"Oldies but goodies", "it's the thought that counts", "you can never have too many..." - the British are a polite nation, maintaining a stiff upper lip while, inside, we're throwing the mother of all tantrums. But the truth is that no matter what good intentions we start the Christmas season with, by the time we've done battle with the crowds, frozen half to death, and spent most of our paychecks, we're generally clean out of fresh ideas for presents. So, if you are going to plump for the obvious, at least try and do it in style.
1. The Mug
Personally, I love a good bit of mug, but it can all go so wrong - as an ex-boyfriend of mine once discovered after proudly presenting me with a Disney-esque one some years back. It wasn't the sole reason for our break-up but certainly didn't help matters! These Pantone ones, however, are mug-ilicious, being just the right size, infinitely collectable and totally cool!

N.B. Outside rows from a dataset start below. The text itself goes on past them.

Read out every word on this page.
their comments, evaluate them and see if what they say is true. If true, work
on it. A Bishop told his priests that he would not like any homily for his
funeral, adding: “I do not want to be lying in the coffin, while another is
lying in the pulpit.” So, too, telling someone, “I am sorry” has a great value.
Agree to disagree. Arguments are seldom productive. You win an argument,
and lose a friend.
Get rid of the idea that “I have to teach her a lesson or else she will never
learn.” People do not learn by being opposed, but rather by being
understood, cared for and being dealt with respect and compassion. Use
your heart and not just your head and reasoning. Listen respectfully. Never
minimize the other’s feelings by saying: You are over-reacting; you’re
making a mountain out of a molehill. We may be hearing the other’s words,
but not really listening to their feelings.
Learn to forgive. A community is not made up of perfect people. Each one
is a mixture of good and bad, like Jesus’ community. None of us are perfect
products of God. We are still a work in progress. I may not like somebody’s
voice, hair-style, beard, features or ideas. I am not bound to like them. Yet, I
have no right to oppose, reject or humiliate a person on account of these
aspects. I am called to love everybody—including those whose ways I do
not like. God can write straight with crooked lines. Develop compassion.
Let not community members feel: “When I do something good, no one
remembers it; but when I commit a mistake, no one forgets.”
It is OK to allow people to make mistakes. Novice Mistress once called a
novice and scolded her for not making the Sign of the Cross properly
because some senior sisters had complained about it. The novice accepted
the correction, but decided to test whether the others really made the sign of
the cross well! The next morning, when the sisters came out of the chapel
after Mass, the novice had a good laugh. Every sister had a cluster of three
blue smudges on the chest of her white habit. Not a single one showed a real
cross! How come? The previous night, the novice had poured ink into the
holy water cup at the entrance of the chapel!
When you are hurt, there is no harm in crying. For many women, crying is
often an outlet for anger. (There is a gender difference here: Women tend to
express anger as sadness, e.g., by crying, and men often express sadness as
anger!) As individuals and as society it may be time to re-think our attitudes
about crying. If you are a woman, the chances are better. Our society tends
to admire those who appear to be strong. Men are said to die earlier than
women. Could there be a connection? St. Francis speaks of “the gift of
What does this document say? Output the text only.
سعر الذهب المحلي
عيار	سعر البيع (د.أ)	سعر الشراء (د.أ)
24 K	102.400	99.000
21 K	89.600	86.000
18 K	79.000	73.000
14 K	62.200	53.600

Once the recipient has got over the initial disappointment of finding yet another pair of socks under the Christmas tree, they will discover that a killer pair like these cashmere ones from Paul Smith quickly become the most treasured thing in their wardrobe.
3. Slutty Underwear
Apparently Men are from Mars and Women are from Venus. On Mars, it is commonly understood that women spend their days pillowfighting in prozzie-Red crotchless thongs. In reality, Venusians are much happier on the sofa with a bar of Galaxy while wearing cream silk granny knickers beneath fur-lined velour tracksuits. So what happens when these two worlds collide? A compromise must be reached. The girls at Agent Provocateur and Myla are well-versed mediators.
4. The Merry-go-Round bath products
By merry-go-round, I mean that box of 'smellies' that re-appears each and every Christmas and is passed on to the next unsuspecting recipient like some kind of evil-scented chain mail. With each December I am consumed by an overwhelming fear of the whiff of a Body Shop dewberry gift set. Break the chain with this set from Cowshed, which reeks of glamourous mini-breaks, rather than mouldy bathroom cupboards.
5. The Book
If you do insist on verging towards the educational when it comes to gift giving at least make some effort to blow their tiny minds. Pick a book packed full of sex, drugs and gratuitous violence and that has ideally been banned at some point in its history. Include an inscription along the lines of 'this book was an inspiration to me' and ensure that your relatives fear for your mental well-being to the point of letting you pick the Xmas tv-watching schedule. Result!